Egypt Reels Under Pressure On All Fronts Over Dwindling Dollar Value
Egypt–Dollar shortage has started to give cold sweats and sleepless nights to Egyptians. Things are getting to be so bad that garment companies have been forced to show off winter wear instead of summer wear as there is restriction on imports. Blame it on the dwindling dollar that has made trade difficult for Egypt with the rest of the world.
What mannequins can be seen wearing is the collection from the previous winter’s collection. There are no summer clothes because stores have found it difficult to get it imported. What is worst is that previous year’s collection is being sold on a much higher price too.
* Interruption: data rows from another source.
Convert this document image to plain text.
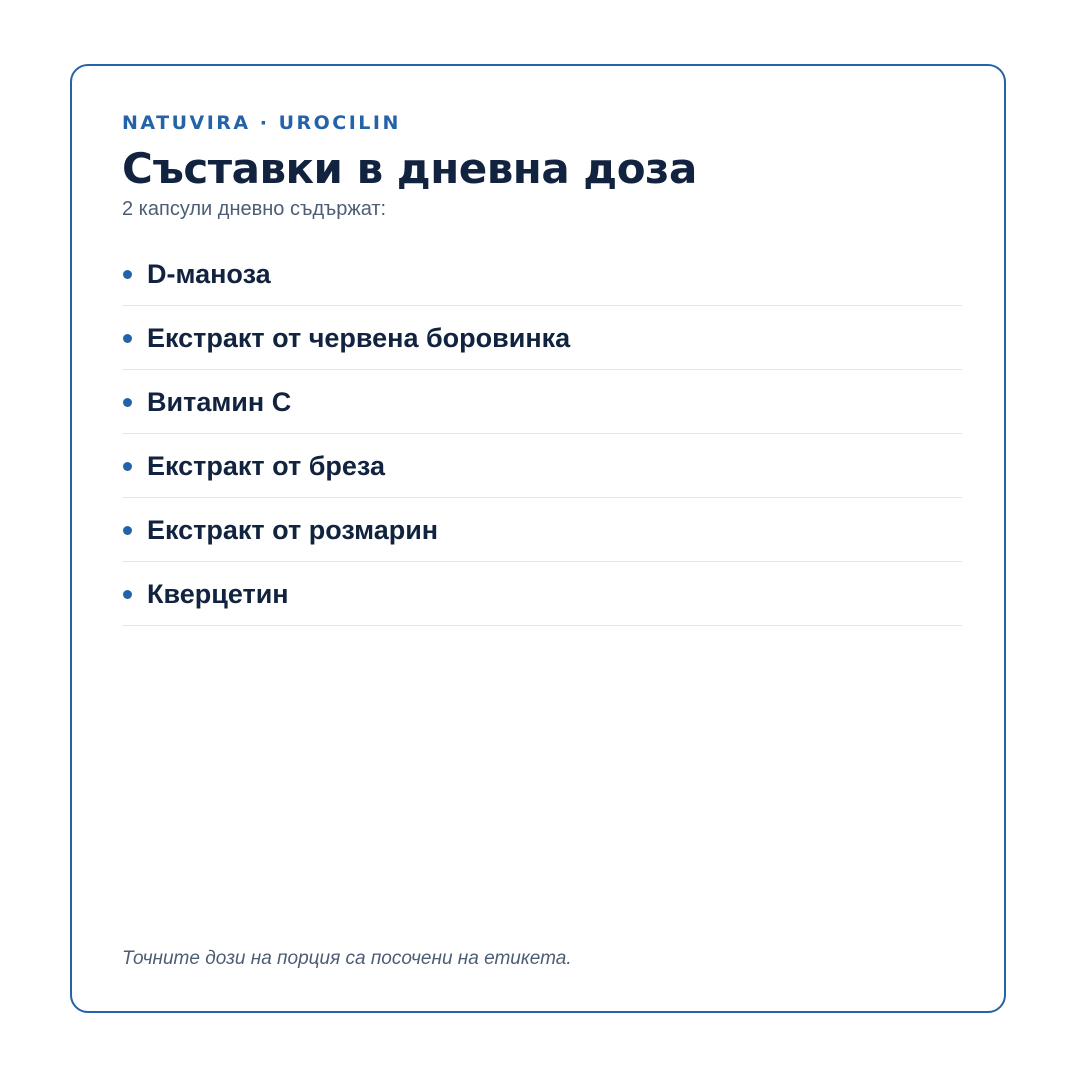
NATUVIRA · UROCILIN
Съставки в дневна доза
2 капсули дневно съдържат:
D-маноза
Екстракт от червена боровинка
Витамин C
Екстракт от бреза
Екстракт от розмарин
Кверцетин
Точните дози на порция са посочени на етикета.
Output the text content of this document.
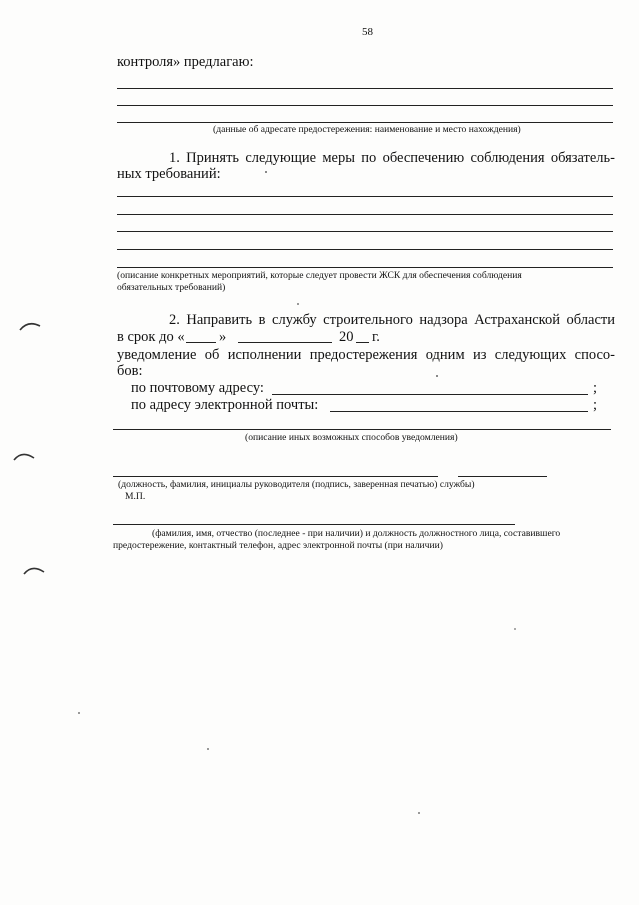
58
контроля» предлагаю:
(данные об адресате предостережения: наименование и место нахождения)
1. Принять следующие меры по обеспечению соблюдения обязатель-
ных требований:
(описание конкретных мероприятий, которые следует провести ЖСК для обеспечения соблюдения
обязательных требований)
2. Направить в службу строительного надзора Астраханской области
в срок до « »	20 г.
уведомление об исполнении предостережения одним из следующих спосо-
бов:
по почтовому адресу:	;
по адресу электронной почты:	;
(описание иных возможных способов уведомления)
(должность, фамилия, инициалы руководителя (подпись, заверенная печатью) службы)
М.П.
(фамилия, имя, отчество (последнее - при наличии) и должность должностного лица, составившего
предостережение, контактный телефон, адрес электронной почты (при наличии)
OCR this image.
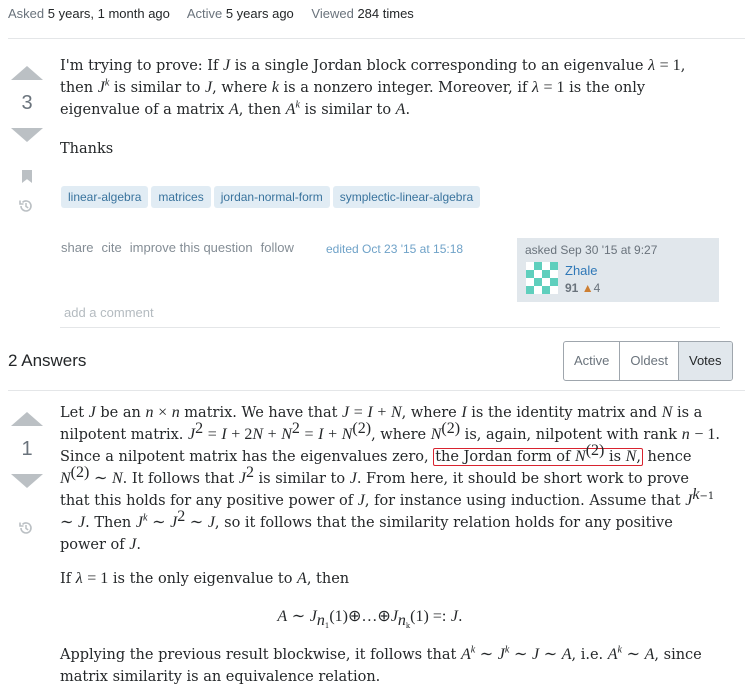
Asked 5 years, 1 month ago Active 5 years ago Viewed 284 times
3

I'm trying to prove: If J is a single Jordan block corresponding to an eigenvalue λ = 1, then $J^k$ is similar to J, where k is a nonzero integer. Moreover, if λ = 1 is the only eigenvalue of a matrix A, then $A^k$ is similar to A.

Thanks
linear-algebra matrices jordan-normal-form symplectic-linear-algebra
share cite improve this question follow	edited Oct 23 '15 at 15:18	asked Sep 30 '15 at 9:27
Zhale
91 ▲4
add a comment
2 Answers	Active	Oldest	Votes
1

Let J be an n × n matrix. We have that J = I + N, where I is the identity matrix and N is a nilpotent matrix. $J^2 = I + 2N + N^2 = I + N^{(2)}$, where $N^{(2)}$ is, again, nilpotent with rank n − 1. Since a nilpotent matrix has the eigenvalues zero, the Jordan form of $N^{(2)}$ is N, hence $N^{(2)}$ ∼ N. It follows that $J^2$ is similar to J. From here, it should be short work to prove that this holds for any positive power of J, for instance using induction. Assume that $J^{k-1}$ ∼ J. Then $J^k$ ∼ $J^2$ ∼ J, so it follows that the similarity relation holds for any positive power of J.

If λ = 1 is the only eigenvalue to A, then

A ∼ $J_{n_1}(1)\oplus\dots\oplus J_{n_k}(1)$ =: J.

Applying the previous result blockwise, it follows that $A^k$ ∼ $J^k$ ∼ J ∼ A, i.e. $A^k$ ∼ A, since matrix similarity is an equivalence relation.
The dollar shortage comes in the wake of the ongoing Russian-Ukraine war. Therefore, Egypt sees its imports being banned more so in the category of non-essential items like clothes, cars, home appliances, car tyres and luxury food items.
Higher global energy, food and shipping costs resulting from Russia’s invasion of Ukraine in late February have swelled Egypt’s already huge import bill of about $80 billion a year.
Meanwhile, higher US interest rates have made it more expensive to service Egypt’s foreign debt of $83bn and made the country’s bond and treasury bill issues less attractive to foreign investors. An estimated $20bn of foreign investment has been pulled from the local debt market this year because of the uncertainty over emerging markets.
For Egypt, its foreign tourist has again reduced. Blame it on the ongoing war that 30 percent slump has come about the tourism industry as people have decided to keep safe and not travel.
To add to the injury is the dipping foreign currency reserves. They act as a psychologically important indicator that has reportedly fallen from about $40bn at the end of 2021 to $33.14bn in July.
The government has responded by devaluing the currency by 14 per cent in March, banning the export of essential food items and opening negotiations with the IMF to reach a deal on further structural reforms and a possible loan from the Washington-based lender.
The result overall has been a steep rise in prices, pushing the inflation rate up to nearly 14 per cent in July, the last month for which official figures are available. There is growing expectation that there will be another currency devaluation, which would push prices up further.